I've tried to learn to code, but it's hard to find resources for beginners online. I tried Codeacademy.com but their weekly lessons don't explain things like where to put [] or {} in code so I got lost and frustrated halfway into the first lesson. I work 11 hours a day, so I don't have all this free time. Abe was lucky to get a break like that. I would love a break like that. Too bad he screwed himself and his opportunity up.


If you aren’t doing exactly what you want to be doing, there’s only one reason: you don’t want it badly enough.

Great line - talk is cheap, but it takes years to become an "overnight success". You have to want it badly enough.


Sounds like someone is too young to have kids in school.

Incidentally, there are good excuses and bad excuses.
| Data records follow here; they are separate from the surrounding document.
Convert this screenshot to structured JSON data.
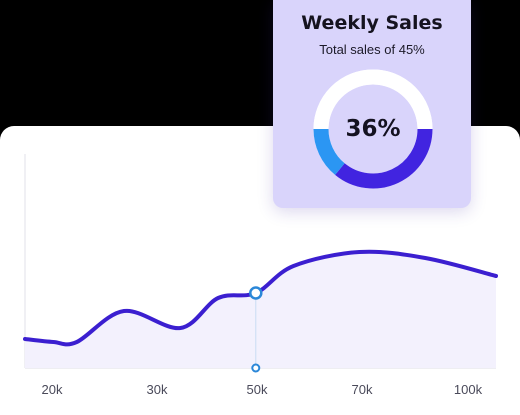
{
  "chart_data": [
    {
      "type": "area",
      "x_tick_labels": [
        "20k",
        "30k",
        "50k",
        "70k",
        "100k"
      ],
      "series": [
        {
          "points": [
            [
              0.0,
              29
            ],
            [
              0.06,
              26
            ],
            [
              0.11,
              26
            ],
            [
              0.21,
              57
            ],
            [
              0.33,
              40
            ],
            [
              0.41,
              70
            ],
            [
              0.49,
              75
            ],
            [
              0.57,
              102
            ],
            [
              0.71,
              116
            ],
            [
              0.85,
              110
            ],
            [
              1.0,
              92
            ]
          ],
          "color": "#3b1fd0"
        }
      ],
      "highlight": {
        "x": 0.49,
        "y": 75
      },
      "ylim": [
        0,
        128
      ],
      "grid": false
    },
    {
      "type": "pie",
      "title": "Weekly Sales",
      "subtitle": "Total sales of 45%",
      "center_label": "36%",
      "slices": [
        {
          "value": 36,
          "color": "#4124e0"
        },
        {
          "value": 14,
          "color": "#2b96f3"
        },
        {
          "value": 50,
          "color": "#ffffff"
        }
      ]
    }
  ],
  "colors": {
    "background": "#000000",
    "card": "#ffffff",
    "area_fill": "#f3f1fd",
    "popup": "#d9d4fb",
    "accent": "#3b1fd0"
  }
}
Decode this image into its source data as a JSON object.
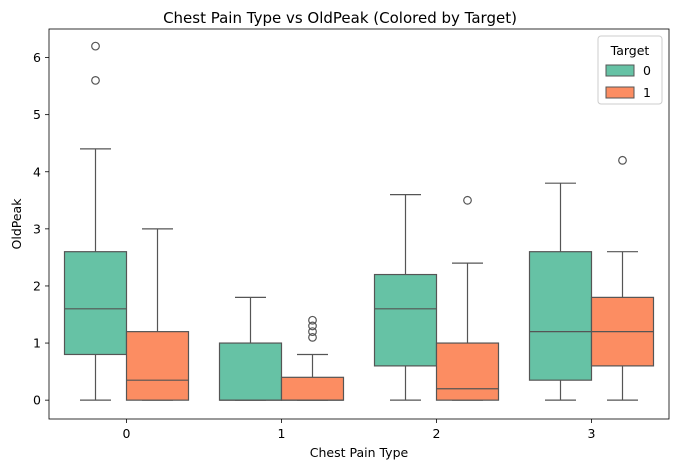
{
  "chart_data": {
    "type": "box",
    "title": "Chest Pain Type vs OldPeak (Colored by Target)",
    "xlabel": "Chest Pain Type",
    "ylabel": "OldPeak",
    "categories": [
      "0",
      "1",
      "2",
      "3"
    ],
    "ylim": [
      -0.33,
      6.5
    ],
    "yticks": [
      0,
      1,
      2,
      3,
      4,
      5,
      6
    ],
    "legend": {
      "title": "Target",
      "placement": "top-right"
    },
    "series": [
      {
        "name": "0",
        "color": "#66c2a5",
        "boxes": [
          {
            "category": "0",
            "whisker_low": 0,
            "q1": 0.8,
            "median": 1.6,
            "q3": 2.6,
            "whisker_high": 4.4,
            "outliers": [
              5.6,
              6.2
            ]
          },
          {
            "category": "1",
            "whisker_low": 0,
            "q1": 0,
            "median": 0,
            "q3": 1.0,
            "whisker_high": 1.8,
            "outliers": []
          },
          {
            "category": "2",
            "whisker_low": 0,
            "q1": 0.6,
            "median": 1.6,
            "q3": 2.2,
            "whisker_high": 3.6,
            "outliers": []
          },
          {
            "category": "3",
            "whisker_low": 0,
            "q1": 0.35,
            "median": 1.2,
            "q3": 2.6,
            "whisker_high": 3.8,
            "outliers": []
          }
        ]
      },
      {
        "name": "1",
        "color": "#fc8d62",
        "boxes": [
          {
            "category": "0",
            "whisker_low": 0,
            "q1": 0,
            "median": 0.35,
            "q3": 1.2,
            "whisker_high": 3.0,
            "outliers": []
          },
          {
            "category": "1",
            "whisker_low": 0,
            "q1": 0,
            "median": 0,
            "q3": 0.4,
            "whisker_high": 0.8,
            "outliers": [
              1.1,
              1.2,
              1.3,
              1.4
            ]
          },
          {
            "category": "2",
            "whisker_low": 0,
            "q1": 0,
            "median": 0.2,
            "q3": 1.0,
            "whisker_high": 2.4,
            "outliers": [
              3.5
            ]
          },
          {
            "category": "3",
            "whisker_low": 0,
            "q1": 0.6,
            "median": 1.2,
            "q3": 1.8,
            "whisker_high": 2.6,
            "outliers": [
              4.2
            ]
          }
        ]
      }
    ],
    "grid": false
  }
}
Bad excuses are essentially lies. A good excuse, or really, an excuse, excuses. If one has an excuse, one is excused and rightfully escapes criticism or blame.


Do you have an RSS feed for your main site?



Consider adding the tag to your blog:

    <link rel="alternate" type="application/rss+xml"
      href="http://madebyloren.com/posts.rss" />
That way people can just add your domain to their reader and have it auto-discover the RSS feed (assuming they use something decent, like Google Reader).


thanks, used to have it - accidentally removed it during a redesign.


did I miss it or is it actually not linked to on your page?


you're right, it's not on the site. went through a quick redesign a little while back and i guess i forgot to include it. also, i'm only showing the last 10 posts with no pagination or archives... there are some nuggets in there!


I can speak on the job/travel conflict. Making apps or running a website can enable you to travel the world full time. We've been doing it for four years.

For the record, two of us travelled on a budget of less than $4,000 a month. Actual net costs were about $2,700[1] a month, and this is over 4 years, so not a short term number. This included the USA and Europe which are not exactly cheap.

If you've got some websites or apps making $2k a month, you can travel the world. And you can just go to nicer countries as your income goes up. Be aware, though that it is distracting to travel full time.

IF you're young, there's no reason not to- you can start an internet startup while on the road, and if you fail, you'll at least have one hell of an adventure. I can tell you this-- being able to tell a interviewer about a multi-month trip traveling is like catnip on job interviews. Everyone wants to do it, and you doing it makes you stand out compared to other candidates.

And if you're at all successful, you won't ever need that job interview. You don't have to come home. (or you may find "home" is somewhere else.)

Damn, do I need to start a blog.

[1] This is spread over time, so, 6 months living in the UK is a lot cheaper each month than the one month where we flew across the Atlantic. We budget an expensive flight every 6 months or so, and take local or cheap transportation in-between.


> Damn, do I need to start a blog.

I was really hoping for a link to a blog about your travels!

Sounds like an amazing time though, would love to do some traveling and exploring in the future.